A professor at Lancaster University has introduced a new concept to quickly analyze the presence of a cold virus to coronaviruses.
Based on the analysis of chemical elements, the methodology, adapted from an analytical technique used to identify metallic nanoparticles, is able to detect the presence of viruses in just 20 seconds.
Although the tests have to be done in a laboratory, they could be used to quickly identify whether people admitted to hospitals have been infected with a virus – allowing clinicians to decide on treatments and also to admit patients to wards. ‘isolation.
The proposed technique, called Single Virus Inductive Plasma Mass Spectroscopy (SV ICP-MS) analysis, can be used to rapidly determine families of viruses. However, while the concept could identify that a person has one type of coronavirus for example, it would not be able to determine the type of coronavirus, or variants. Further testing would still be needed to find out the specific virus a person has been infected with.
While SV ICP-MS is not an alternative to tests developed to specifically identify types of Covid-2 infections, it could be used to distinguish whether viruses from a family, such as coronaviruses, are present or not. If a virus is detected, more specific tests will be necessary.
The concept, developed by Professor Claude Degueldre of the Engineering Department at Lancaster University, uses diluted samples of fluids, such as nasal mucus or saliva, from patients. A plasma torch is used to atomize and ionize the viral particles. Measurements of intensities for selected masses of virus elements provide rapid results to show the presence of a virus or not. This process works on both DNA and RNA virus types in seconds.
Additional assays such as existing sequencing techniques can be tested to complete the identification, although they can take up to two days.
Another key advantage is the ability to quickly test large numbers of samples.
Professor Degueldre said: “What we are offering here is not a new Covid test, but a new concept to quickly find out if there are any viruses present.
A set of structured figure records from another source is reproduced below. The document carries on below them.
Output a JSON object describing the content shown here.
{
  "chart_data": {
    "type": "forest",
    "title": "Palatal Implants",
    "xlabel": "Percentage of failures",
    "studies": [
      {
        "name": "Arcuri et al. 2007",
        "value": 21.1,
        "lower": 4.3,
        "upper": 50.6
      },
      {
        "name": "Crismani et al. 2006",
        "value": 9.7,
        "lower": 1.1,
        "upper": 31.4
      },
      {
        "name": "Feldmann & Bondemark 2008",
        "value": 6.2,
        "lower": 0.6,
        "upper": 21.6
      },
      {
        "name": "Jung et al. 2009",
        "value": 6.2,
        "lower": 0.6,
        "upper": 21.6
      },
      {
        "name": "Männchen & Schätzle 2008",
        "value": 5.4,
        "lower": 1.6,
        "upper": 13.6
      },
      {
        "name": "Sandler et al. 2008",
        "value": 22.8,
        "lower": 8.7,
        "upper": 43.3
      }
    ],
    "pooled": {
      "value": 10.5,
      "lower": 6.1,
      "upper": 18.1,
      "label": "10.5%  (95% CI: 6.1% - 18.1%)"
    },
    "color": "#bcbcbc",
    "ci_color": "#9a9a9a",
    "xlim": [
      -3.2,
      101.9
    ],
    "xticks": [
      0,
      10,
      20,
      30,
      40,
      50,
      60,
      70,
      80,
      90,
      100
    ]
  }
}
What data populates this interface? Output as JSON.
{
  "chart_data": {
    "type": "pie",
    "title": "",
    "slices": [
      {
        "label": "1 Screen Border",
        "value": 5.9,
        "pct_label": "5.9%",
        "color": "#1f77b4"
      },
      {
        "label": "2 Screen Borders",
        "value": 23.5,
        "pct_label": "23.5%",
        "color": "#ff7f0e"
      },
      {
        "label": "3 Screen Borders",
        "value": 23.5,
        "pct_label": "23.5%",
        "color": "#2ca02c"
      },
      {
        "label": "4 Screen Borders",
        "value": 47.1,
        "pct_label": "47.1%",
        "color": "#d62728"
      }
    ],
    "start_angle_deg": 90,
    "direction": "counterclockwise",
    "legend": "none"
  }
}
It would be helpful if people are sick but we don’t know if they have a virus or other health problem that makes them sick. This concept would indicate to the clinical team whether or not a virus exists to inform early treatment actions and other measures such as the need for it. Isolation More detailed tests would still be needed to discover the exact virus infection, but the results of these take longer.
“Another application of the concept is to test water samples from sewer systems or downstream river flows. The results would allow public health experts to identify areas of cities that have viral outbreaks.
The concept is still at an early stage and more research and experience is needed to further develop the process.
Source of the story:
Material provided by Lancaster University. Note: Content can be changed for style and length.